Sorting nexin 27 (SNX27) association to the retromer complex mediates intracellular trafficking of cargoes containing PSD95/Dlg1/ZO-1 (PDZ)-binding C-terminal sequences from endosomes to the cell surface, preventing their lysosomal degradation. Antigen recognition by T lymphocyte leads to the formation of a highly organized structure named the immune synapse (IS), which ensures cell-cell communication and sustained T cell activation. At the neuronal synapse, SNX27 recycles PDZ-binding receptors and its defective expression is associated with synaptic dysfunction and cognitive impairment. In T lymphocytes, SNX27 was found localized at recycling endosomal compartments that polarized to the IS, suggesting a function in polarized traffic to this structure.

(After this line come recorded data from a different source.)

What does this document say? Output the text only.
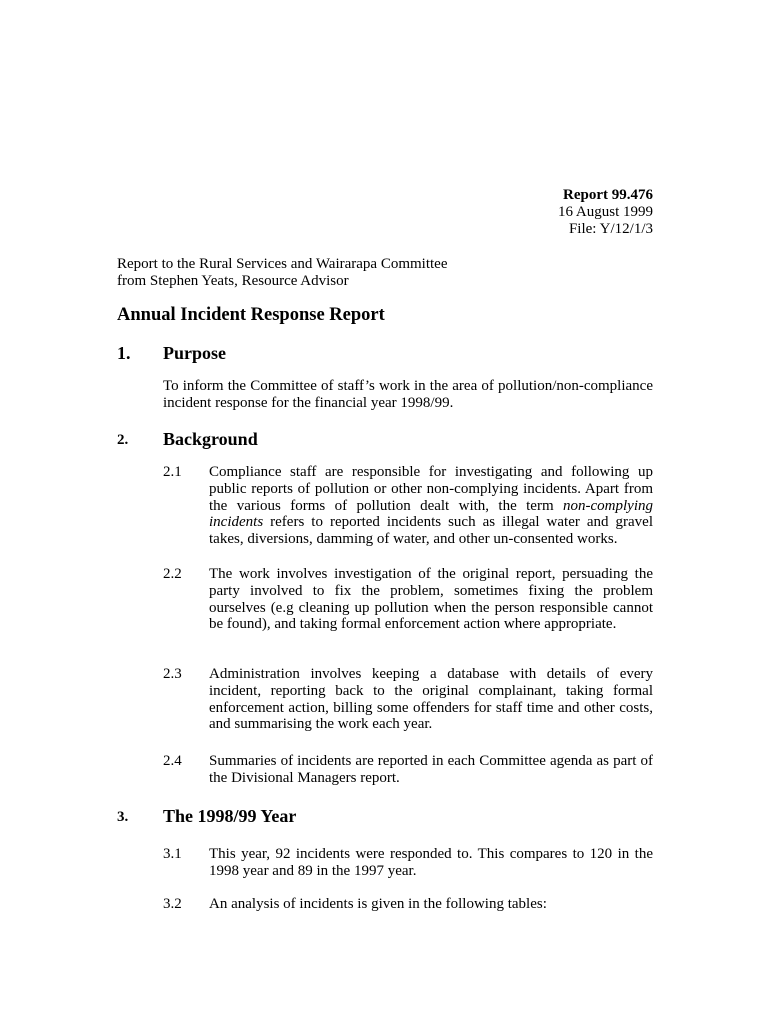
Report 99.476
16 August 1999
File: Y/12/1/3
Report to the Rural Services and Wairarapa Committee
from Stephen Yeats, Resource Advisor
Annual Incident Response Report
1. Purpose
To inform the Committee of staff’s work in the area of pollution/non-compliance incident response for the financial year 1998/99.
2. Background
2.1 Compliance staff are responsible for investigating and following up public reports of pollution or other non-complying incidents. Apart from the various forms of pollution dealt with, the term non-complying incidents refers to reported incidents such as illegal water and gravel takes, diversions, damming of water, and other un-consented works.
2.2 The work involves investigation of the original report, persuading the party involved to fix the problem, sometimes fixing the problem ourselves (e.g cleaning up pollution when the person responsible cannot be found), and taking formal enforcement action where appropriate.
2.3 Administration involves keeping a database with details of every incident, reporting back to the original complainant, taking formal enforcement action, billing some offenders for staff time and other costs, and summarising the work each year.
2.4 Summaries of incidents are reported in each Committee agenda as part of the Divisional Managers report.
3. The 1998/99 Year
3.1 This year, 92 incidents were responded to. This compares to 120 in the 1998 year and 89 in the 1997 year.
3.2 An analysis of incidents is given in the following tables:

Proteomic analysis of PDZ-SNX27 interactors during IS formation identify proteins with known functions in cytoskeletal reorganization and lipid regulation, such as diacylglycerol (DAG) kinase (DGK) ζ, as well as components of the retromer and WASH complex. In this study, we investigated the consequences of SNX27 deficiency in cytoskeletal reorganization during IS formation. Our analyses demonstrate that SNX27 controls the polarization towards the cell-cell interface of the PDZ-interacting cargoes DGKζ and the retromer subunit vacuolar protein sorting protein 26, among others. SNX27 silencing abolishes the formation of a DAG gradient at the IS and prevents re-localization of the dynactin complex component dynactin-1/p150Glued, two events that correlate with impaired microtubule organizing center translocation (MTOC). SNX27 silenced cells show marked alteration in cytoskeleton organization including a failure in the organization of the microtubule network and defects in actin clearance at the IS. Reduced SNX27 expression was also found to hinder the arrangement of signaling microclusters at the IS, as well as the polarization of the secretory machinery towards the antigen presenting cells. Our results broaden the knowledge of SNX27 function in T lymphocytes by showing a function in modulating IS organization through regulated trafficking of cargoes.